A NYT Times letter writer is upset that business and first class airplane tickets can be claimed as a business expense, meaning that all the people trapped in coach are subsidizing the fats cats sipping champagne in the front of the plane. I fly over 100,000 miles a year every year, only buy coach tickets and have a bad hip that becomes swollen and painful when I am kinked up in a small seat. I therefore have a fair claim at being outraged at this apparent inequity.
But I’m not.
Yes, even though making something a business expense does not make it free, there is some indirect monetary transfer from coach cabin passengers to business and first class passengers through the tax system. But there is also a substantial transfer in the other direction. The people at the front account for 40-50% of airline revenue. If they all flew coach, the airlines could only be financially viable by raising coach ticket prices for everyone. This is thus a case where wealth really does trickle down to the rest of us. And before those of us who buy coach tickets get too indignant, we should remember that we ourselves are subsidized by taxpayers who never fly at all but have contributed indirectly for decades to federal government bailouts and loan guarantees for the airlines.

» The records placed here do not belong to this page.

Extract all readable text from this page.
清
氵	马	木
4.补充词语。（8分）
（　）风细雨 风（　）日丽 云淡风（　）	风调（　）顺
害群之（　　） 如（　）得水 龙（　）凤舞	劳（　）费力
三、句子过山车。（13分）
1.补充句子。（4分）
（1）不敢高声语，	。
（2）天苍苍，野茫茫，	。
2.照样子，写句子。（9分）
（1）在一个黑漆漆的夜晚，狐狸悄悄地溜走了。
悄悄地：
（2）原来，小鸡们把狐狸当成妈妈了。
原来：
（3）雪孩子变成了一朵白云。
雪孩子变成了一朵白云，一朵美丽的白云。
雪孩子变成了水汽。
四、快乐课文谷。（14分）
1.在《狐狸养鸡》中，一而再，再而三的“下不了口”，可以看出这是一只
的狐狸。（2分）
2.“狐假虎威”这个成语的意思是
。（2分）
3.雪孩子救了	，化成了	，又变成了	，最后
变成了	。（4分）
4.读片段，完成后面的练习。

More generally, the too-clever-by-half “airplane as economic microcosm” angle is getting overworked in the media, maybe because many journalists are frequent fliers. At a surface level, the three different classes of service in airplanes seem the perfect metaphor for the current inequality in American life. But no matter where we sit on the plane, we all arrive at our destination at the same time, experience any turbulence in equal measure, and care equally whether the whole thing crashes and burns. Airplanes are therefore much more like the way the country used to be than the way it is now. In the skies, we are still all in it together.